The 4th U.S. Circuit Court of Appeals reversed this decision, finding the district court did not consider the whole of Duke’s conduct and there were genuine disputes over its actions. The court sent the case back to the district court level for further arguments.
Duke Energy has petitioned the Supreme Court to review the decision, saying the legal theory the appeals court used in its decision is outdated and legally incorrect. The dispute centers around the ‘monopoly broth’ theory, which “permits the aggregation of independently lawful business practices into a single antitrust violation.”
“If an antitrust plaintiff pleads a series of independently lawful acts, each of which does not violate this Court’s precedents, those acts cannot together add up to some nebulous antitrust violation,” Duke’s lawyers wrote. “The court of appeals concluded otherwise, embracing a ‘monopoly broth’ theory prominent in the 1960s to 1980s but long since discarded.”

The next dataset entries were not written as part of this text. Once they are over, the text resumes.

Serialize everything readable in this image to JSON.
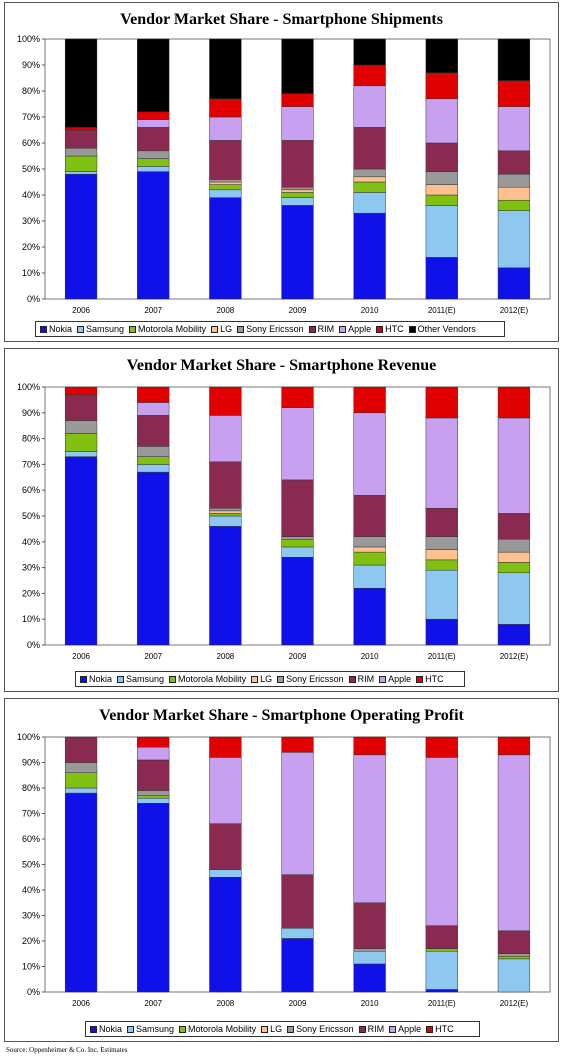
{
  "colors": {
    "Nokia": "#1010e8",
    "Samsung": "#8ec8f0",
    "Motorola Mobility": "#80c010",
    "LG": "#ffc090",
    "Sony Ericsson": "#999999",
    "RIM": "#8b2a50",
    "Apple": "#c8a0f0",
    "HTC": "#e00000",
    "Other Vendors": "#000000"
  },
  "source": "Source: Oppenheimer & Co. Inc. Estimates",
  "chart_data": [
    {
      "type": "bar",
      "stacked": true,
      "title": "Vendor Market Share - Smartphone Shipments",
      "categories": [
        "2006",
        "2007",
        "2008",
        "2009",
        "2010",
        "2011(E)",
        "2012(E)"
      ],
      "yticks": [
        "0%",
        "10%",
        "20%",
        "30%",
        "40%",
        "50%",
        "60%",
        "70%",
        "80%",
        "90%",
        "100%"
      ],
      "ylim": [
        0,
        100
      ],
      "legend_position": "bottom",
      "series": [
        {
          "name": "Nokia",
          "values": [
            48,
            49,
            39,
            36,
            33,
            16,
            12
          ]
        },
        {
          "name": "Samsung",
          "values": [
            1,
            2,
            3,
            3,
            8,
            20,
            22
          ]
        },
        {
          "name": "Motorola Mobility",
          "values": [
            6,
            3,
            2,
            2,
            4,
            4,
            4
          ]
        },
        {
          "name": "LG",
          "values": [
            0,
            0,
            1,
            1,
            2,
            4,
            5
          ]
        },
        {
          "name": "Sony Ericsson",
          "values": [
            3,
            3,
            1,
            1,
            3,
            5,
            5
          ]
        },
        {
          "name": "RIM",
          "values": [
            7,
            9,
            15,
            18,
            16,
            11,
            9
          ]
        },
        {
          "name": "Apple",
          "values": [
            0,
            3,
            9,
            13,
            16,
            17,
            17
          ]
        },
        {
          "name": "HTC",
          "values": [
            1,
            3,
            7,
            5,
            8,
            10,
            10
          ]
        },
        {
          "name": "Other Vendors",
          "values": [
            34,
            28,
            23,
            21,
            10,
            13,
            16
          ]
        }
      ]
    },
    {
      "type": "bar",
      "stacked": true,
      "title": "Vendor Market Share - Smartphone Revenue",
      "categories": [
        "2006",
        "2007",
        "2008",
        "2009",
        "2010",
        "2011(E)",
        "2012(E)"
      ],
      "yticks": [
        "0%",
        "10%",
        "20%",
        "30%",
        "40%",
        "50%",
        "60%",
        "70%",
        "80%",
        "90%",
        "100%"
      ],
      "ylim": [
        0,
        100
      ],
      "legend_position": "bottom",
      "series": [
        {
          "name": "Nokia",
          "values": [
            73,
            67,
            46,
            34,
            22,
            10,
            8
          ]
        },
        {
          "name": "Samsung",
          "values": [
            2,
            3,
            4,
            4,
            9,
            19,
            20
          ]
        },
        {
          "name": "Motorola Mobility",
          "values": [
            7,
            3,
            1,
            3,
            5,
            4,
            4
          ]
        },
        {
          "name": "LG",
          "values": [
            0,
            0,
            1,
            0,
            2,
            4,
            4
          ]
        },
        {
          "name": "Sony Ericsson",
          "values": [
            5,
            4,
            1,
            1,
            4,
            5,
            5
          ]
        },
        {
          "name": "RIM",
          "values": [
            10,
            12,
            18,
            22,
            16,
            11,
            10
          ]
        },
        {
          "name": "Apple",
          "values": [
            0,
            5,
            18,
            28,
            32,
            35,
            37
          ]
        },
        {
          "name": "HTC",
          "values": [
            3,
            6,
            11,
            8,
            10,
            12,
            12
          ]
        }
      ]
    },
    {
      "type": "bar",
      "stacked": true,
      "title": "Vendor Market Share - Smartphone Operating Profit",
      "categories": [
        "2006",
        "2007",
        "2008",
        "2009",
        "2010",
        "2011(E)",
        "2012(E)"
      ],
      "yticks": [
        "0%",
        "10%",
        "20%",
        "30%",
        "40%",
        "50%",
        "60%",
        "70%",
        "80%",
        "90%",
        "100%"
      ],
      "ylim": [
        0,
        100
      ],
      "legend_position": "bottom",
      "series": [
        {
          "name": "Nokia",
          "values": [
            78,
            74,
            45,
            21,
            11,
            1,
            0
          ]
        },
        {
          "name": "Samsung",
          "values": [
            2,
            2,
            3,
            4,
            5,
            15,
            13
          ]
        },
        {
          "name": "Motorola Mobility",
          "values": [
            6,
            1,
            0,
            0,
            0,
            1,
            1
          ]
        },
        {
          "name": "LG",
          "values": [
            0,
            0,
            0,
            0,
            0,
            0,
            0
          ]
        },
        {
          "name": "Sony Ericsson",
          "values": [
            4,
            2,
            0,
            0,
            1,
            0,
            1
          ]
        },
        {
          "name": "RIM",
          "values": [
            10,
            12,
            18,
            21,
            18,
            9,
            9
          ]
        },
        {
          "name": "Apple",
          "values": [
            0,
            5,
            26,
            48,
            58,
            66,
            69
          ]
        },
        {
          "name": "HTC",
          "values": [
            0,
            4,
            8,
            6,
            7,
            8,
            7
          ]
        }
      ]
    }
  ]
}
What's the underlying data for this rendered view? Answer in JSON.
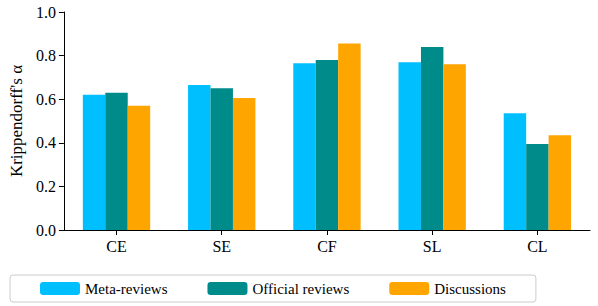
{
  "chart_data": {
    "type": "bar",
    "categories": [
      "CE",
      "SE",
      "CF",
      "SL",
      "CL"
    ],
    "series": [
      {
        "name": "Meta-reviews",
        "color": "#00bfff",
        "values": [
          0.62,
          0.665,
          0.765,
          0.77,
          0.535
        ]
      },
      {
        "name": "Official reviews",
        "color": "#008b8b",
        "values": [
          0.63,
          0.65,
          0.78,
          0.84,
          0.395
        ]
      },
      {
        "name": "Discussions",
        "color": "#ffa500",
        "values": [
          0.57,
          0.605,
          0.855,
          0.76,
          0.435
        ]
      }
    ],
    "y_label": "Krippendorff's α",
    "ylim": [
      0,
      1
    ],
    "yticks": [
      {
        "value": 0,
        "label": "0.0"
      },
      {
        "value": 0.2,
        "label": "0.2"
      },
      {
        "value": 0.4,
        "label": "0.4"
      },
      {
        "value": 0.6,
        "label": "0.6"
      },
      {
        "value": 0.8,
        "label": "0.8"
      },
      {
        "value": 1,
        "label": "1.0"
      }
    ],
    "grid": false,
    "legend": "bottom"
  }
}
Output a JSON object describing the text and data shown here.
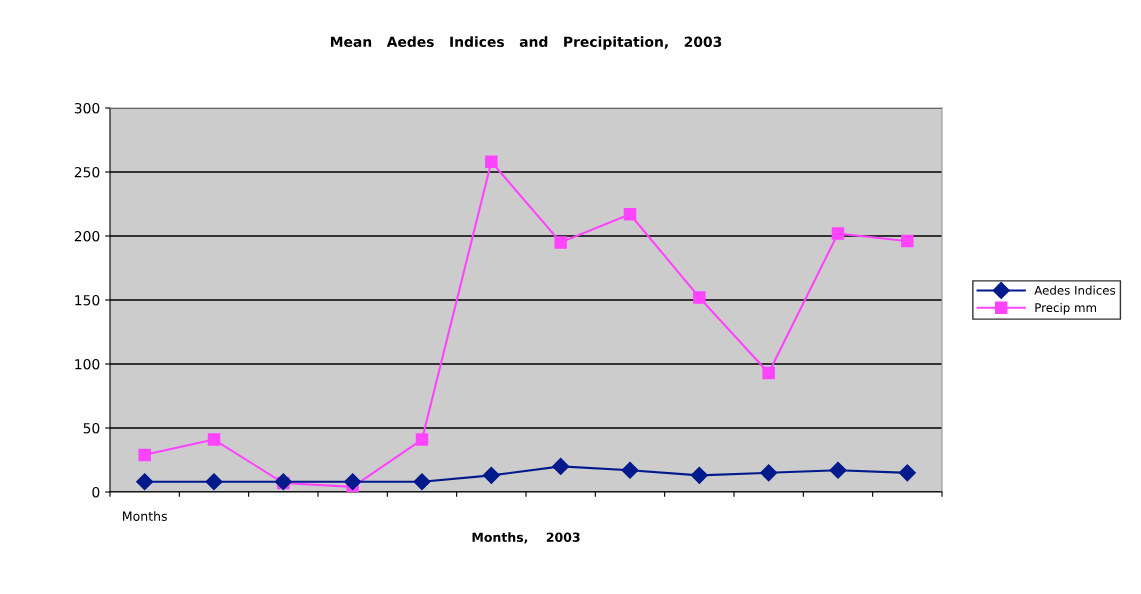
{
  "chart_data": {
    "type": "line",
    "title": "Mean   Aedes   Indices   and   Precipitation,   2003",
    "xlabel": "Months,    2003",
    "categories": [
      "Months",
      null,
      null,
      null,
      null,
      null,
      null,
      null,
      null,
      null,
      null,
      null
    ],
    "series": [
      {
        "name": "Aedes Indices",
        "color": "#001a8c",
        "marker": "diamond",
        "values": [
          8,
          8,
          8,
          8,
          8,
          13,
          20,
          17,
          13,
          15,
          17,
          15
        ]
      },
      {
        "name": "Precip mm",
        "color": "#ff44ff",
        "marker": "square",
        "values": [
          29,
          41,
          7,
          4,
          41,
          258,
          195,
          217,
          152,
          93,
          202,
          196
        ]
      }
    ],
    "ylim": [
      0,
      300
    ],
    "yticks": [
      0,
      50,
      100,
      150,
      200,
      250,
      300
    ],
    "grid": "y",
    "legend": "right"
  }
}
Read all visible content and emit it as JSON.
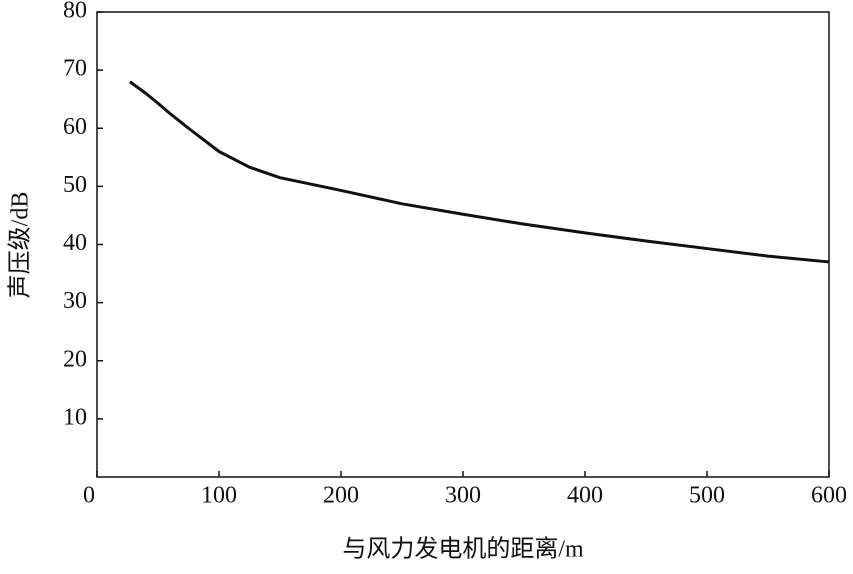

Lawyers for NTE Carolinas argued that anticompetitive behavior can’t always be neatly labeled, and a reasonable jury would look at the sum of all their actions as anticompetitive.
“Because this Court’s specific tests for common types of monopolistic conduct do not cover all the ‘many different forms’ of anticompetitive conduct, which ‘cannot always be categorized,’ the court below also considered Duke’s course of conduct ‘as a whole’ and found that a reasonable jury could find it anti-competitive,” NTE Carolinas’ lawyers wrote.
Kent Chandler and Joshua Macey wrote in Bloomberg Law the importance of this case and called for the government to pursue more of these antitrust cases in the future.
“Federal regulators should follow the Fourth Circuit’s lead and do more to prevent monopolies from maintaining their position through non-economic, anticompetitive conduct,” they said. “Until they do, electric bills across the country will be unnecessarily high, and existing monopolists will keep new resources out of the market.
The Court is considering taking up the case but is awaiting input from the U.S. Solicitor General before deciding to formally hear arguments in it. Now that the Court’s October term has begun, the decision to hear the case could come soon. If it does not decide to take the case, the case will be sent back down to the district court.